01 基本データ
2009年から16.7年で11,667件、活動日は4,604日、稼働率75.4%という長期常駐型。コメント率66.6%、中央値27字で、記事を保存するだけでなく即時の一言判定を積み重ねる。総スター18,672、平均1.60スターと、鋭い共感を得る一方で論争も引き受ける規模である。
02 投稿時間帯
時間帯(0〜23時)
曜日
19時10.4%、20時10.0%を頂点に、夕方から夜へ厚くなる。早朝6時も7.7%、17時も7.3%あり、通勤・帰宅帯と夜の巡回をつないだ生活リズムが見える。曜日は土曜16.4%、日曜15.9%が平日を上回り、週末も社会記事と増田を逃さない。
03 よく参照する媒体
ほか計30媒体
匿名ダイアリー2,478件、Togetter975件が大きく、個人の愚痴、炎上、反応集を主戦場にする。朝日447件、NHK339件、読売220件など一般報道も厚く、ニュースで起きた制度や司法の問題を、ネット上の当事者感情と往復して読む。
04 主要テーマ・関心
ネット/SNS37.2%、報道26.9%を土台に、ジェンダー・家族15.3%、生活・社会13.1%、労働9.2%、事件・司法8.4%へ伸びる。結婚、恋愛、子育て、労働、性差別、私刑を、誰に責任が配分され、どの側の苦痛だけが軽く扱われるかという問いで横断している。
05 頻出語
「日本」423、「結婚」236、「女性」206、「子供」191、「男性」159が上位で、男女・家族・社会をめぐる語彙が核にある。「差別」149や「責任」90で非対称を問う一方、「バカ」101、「ダメ」107、「クズ」42が判断の速さを荒い断定へ寄せる。
06 文体の特徴
| 短文ツッコミ(30字以下) | 4,339 |
| 疑問符を含む | 1,127 |
| 引用括弧「」を含む | 730 |
| 一人称(俺・私・自分)を含む | 629 |
| w/草/笑を含む | 588 |
| 感嘆符を含む | 153 |
| そもそも型 | 72 |
| というか型 | 67 |
| 長文コメント(100字以上) | 43 |
| むしろ型 | 19 |
| URL提示・資料参照を含む | 7 |
| idコールを含む | 1 |
攻撃的な語
30字以下4,339件、疑問符1,127件、引用括弧730件。引用した主張へ「それは逆ならどうなる」「誰の責任なのか」と反実仮想を返す短距離型である。ただし、私刑や排除を批判するコメントもある一方、直接の死語・蔑称・精神疾患を揶揄する語も混ざり、批判の対象が論点から人や集団へずれる局面がある。
07 スター分析
上位スター付与者
スターが付きやすい領域(平均スター)
zenkamonoから413、guldeenから258、contrapunctから253のスターを受ける。テーマ別平均はジェンダー・家族2.93、事件・司法2.63、医療・健康2.18が高い。ジェンダー規範や司法の感情論に対し、扱いの非対称を短く指摘したコメントが特に反応を集めている。
08 思想・政治傾向
関心は、男女関係、恋愛・結婚、少子化、労働、司法にまたがり、とくに男性側の苦痛や加害者への私刑感情が軽視される場面へ強く反応する傾向が見える。政治的な陣営への一貫した帰属よりも、「弱者」や「差別」が片側だけに適用されていないか、制度や世論が責任をどう振り分けるかを気にする。ただし、その問題意識がフェミニスト等をひとまとめにする語りへ寄ることもある。
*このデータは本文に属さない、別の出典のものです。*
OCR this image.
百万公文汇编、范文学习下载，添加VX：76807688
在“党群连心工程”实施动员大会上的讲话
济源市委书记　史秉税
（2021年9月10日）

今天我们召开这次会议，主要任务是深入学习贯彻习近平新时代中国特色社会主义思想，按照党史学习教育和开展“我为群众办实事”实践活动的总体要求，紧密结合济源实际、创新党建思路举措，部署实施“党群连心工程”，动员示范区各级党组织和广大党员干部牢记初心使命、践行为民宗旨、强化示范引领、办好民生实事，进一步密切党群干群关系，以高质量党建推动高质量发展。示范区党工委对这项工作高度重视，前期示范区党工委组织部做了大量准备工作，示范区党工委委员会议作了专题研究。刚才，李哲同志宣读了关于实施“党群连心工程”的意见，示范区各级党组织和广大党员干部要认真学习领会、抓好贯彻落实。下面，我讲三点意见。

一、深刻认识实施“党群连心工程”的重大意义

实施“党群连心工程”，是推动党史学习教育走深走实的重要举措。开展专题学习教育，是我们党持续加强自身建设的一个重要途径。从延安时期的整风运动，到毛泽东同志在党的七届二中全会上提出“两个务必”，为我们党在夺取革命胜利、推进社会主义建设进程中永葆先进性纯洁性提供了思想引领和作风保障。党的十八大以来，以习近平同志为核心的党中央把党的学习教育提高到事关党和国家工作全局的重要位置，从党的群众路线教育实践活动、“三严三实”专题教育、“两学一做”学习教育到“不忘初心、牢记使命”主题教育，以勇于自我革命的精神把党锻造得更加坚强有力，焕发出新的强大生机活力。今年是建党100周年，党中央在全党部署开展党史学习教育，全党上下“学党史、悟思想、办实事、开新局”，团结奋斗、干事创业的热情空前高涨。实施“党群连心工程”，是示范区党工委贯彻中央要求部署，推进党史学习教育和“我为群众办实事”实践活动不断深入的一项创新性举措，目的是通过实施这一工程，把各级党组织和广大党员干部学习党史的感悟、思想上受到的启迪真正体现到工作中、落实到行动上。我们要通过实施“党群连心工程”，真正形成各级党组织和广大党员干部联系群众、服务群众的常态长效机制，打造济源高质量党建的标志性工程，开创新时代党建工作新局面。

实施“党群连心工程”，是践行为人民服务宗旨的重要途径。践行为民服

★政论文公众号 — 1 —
09 類似・正反対・idコール頻度が高いユーザーとの比較
nanaminoとは、増田・Togetter・報道をまたいでジェンダーと生活上の公平を問い直す話題圏が近い。両者はテーマ分布の近さが高い一方、スターの授受はゼロであり、同じ論点を見ていても支持の回路は重なっていない。tonton-jijiは長文反論より、短い疑問形や反転で違和感を刺す比重が大きい。
10 総合評価
tonton-jijiは16年以上、匿名の生活相談から全国報道までを読み、男女、労働、司法で「その基準は逆側にも適用されるか」を問い続ける短文型の観察者である。私刑や弱者叩きへの警戒、制度の非対称を見抜く目は支持されている。しかし、論点を急ぐあまり「死ね」「駆除」や蔑称へ踏み込み、批判の再利用性を自ら損ねる。切れ味はあるが、刃を人へ向けない制御が課題である。